Back to skill
Skillv1.0.0
ClawScan security
Toggl CLI – Time tracking for you and your agent · ClawHub's context-aware review of the artifact, metadata, and declared behavior.
Scanner verdict
SuspiciousFeb 10, 2026, 5:03 PM
- Verdict
- suspicious
- Confidence
- high
- Model
- gpt-5-mini
- Summary
- The skill's instructions match a Toggl CLI, but the package metadata omits the required API token and the runtime instructions ask you to run unreviewed npm code and to store a secret in agent-visible files—this mismatch and the install guidance are concerning.
- Guidance
- This SKILL.md appears to implement a legitimate Toggl CLI, but the metadata failed to declare the TOGGL_API_TOKEN it requires — that's an inconsistency you should understand before installing.
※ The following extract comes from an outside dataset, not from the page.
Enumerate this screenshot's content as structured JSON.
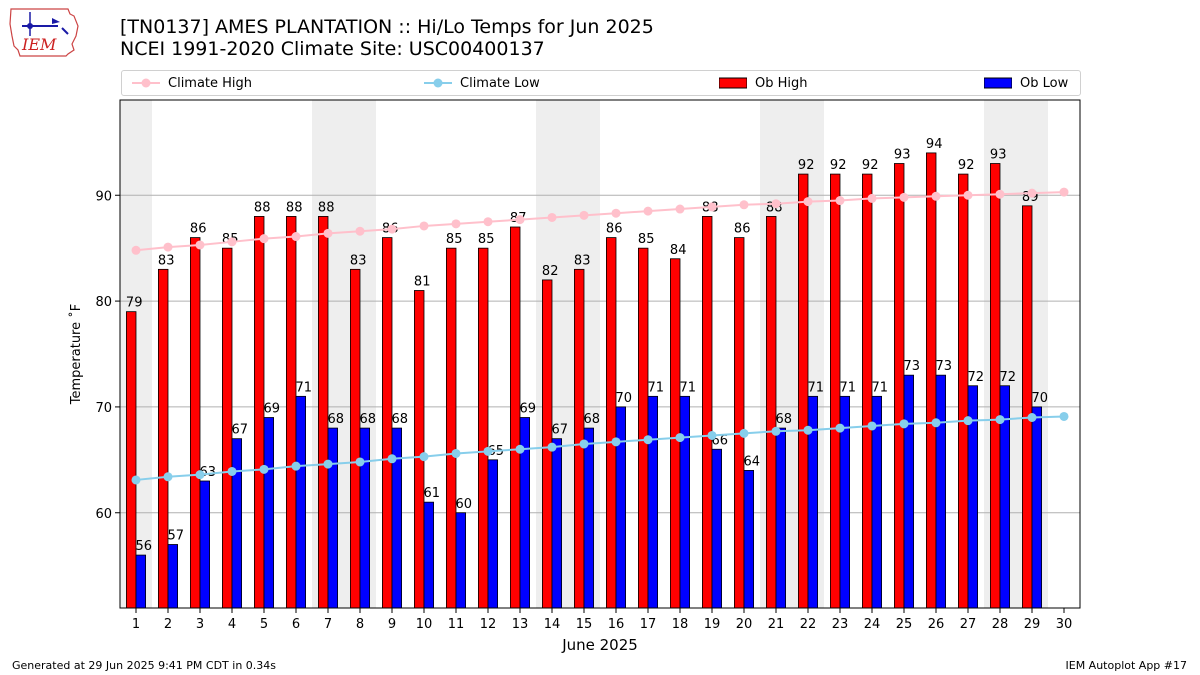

If you consider using it: - Review the GitHub repo code yourself (or have a trusted reviewer) before running npm install/link; npm scripts can execute arbitrary code. - Prefer not to put your API token in broadly-loaded shell rc files; store secrets in a secure location and only expose them to the CLI when needed. - Be cautious about adding the token to ~/.claude/.env (it may make the token accessible to agents or tools you run). - If you don't want the agent to act on your Toggl account autonomously, ensure model-invocation is restricted or require explicit user consent when the skill runs. - Ask the publisher to update registry metadata to declare required environment variables and primary credential (TOGGL_API_TOKEN) so the skill's claims and requirements match. If you cannot or will not review the repository and are uncomfortable exposing your Toggl API token, do not install or provide the token.
Review Dimensions
- Purpose & Capability
- okThe name and SKILL.md describe a Toggl CLI that manages time entries, projects, clients, etc. The commands and API endpoints listed are consistent with a Toggl Track integration.
- Instruction Scope
- concernThe runtime instructions explicitly tell the user to set TOGGL_API_TOKEN (and optionally TOGGL_WORKSPACE_ID), to git-clone a GitHub repo and run npm install/build/link. However the skill metadata does not declare any required environment variables. The SKILL.md also recommends placing the API token in ~/.claude/.env (an agent-specific file) or in shell rc files, which has implications for secret exposure and scope of access.
- Install Mechanism
- noteThere is no registry install spec; the SKILL.md instructs manual installation from https://github.com/FroeMic/toggl-cli using git + npm. Installing and linking unreviewed npm code runs arbitrary scripts on the user's machine — a normal choice for a CLI but it increases risk compared to a vetted package. The repository is a public GitHub URL (not a shortener or IP), which is better than an unknown host but still unverified.
- Credentials
- concernThe skill actually requires TOGGL_API_TOKEN (and optionally TOGGL_WORKSPACE_ID), yet the registry metadata lists no required env vars or primary credential. Asking for an API token is reasonable for Toggl, but the omission from metadata is an inconsistency. Additionally, recommending storing the token in ~/.claude/.env or shell rc files may expose the secret to other tools or the agent runtime.
- Persistence & Privilege
- noteNo elevated persistence flags are set (always not set). However disable-model-invocation is not set, so an agent could invoke this skill autonomously if integrated. Given the skill acts on a user's Toggl account via an API token, consider whether you want the agent able to make changes without explicit user approval.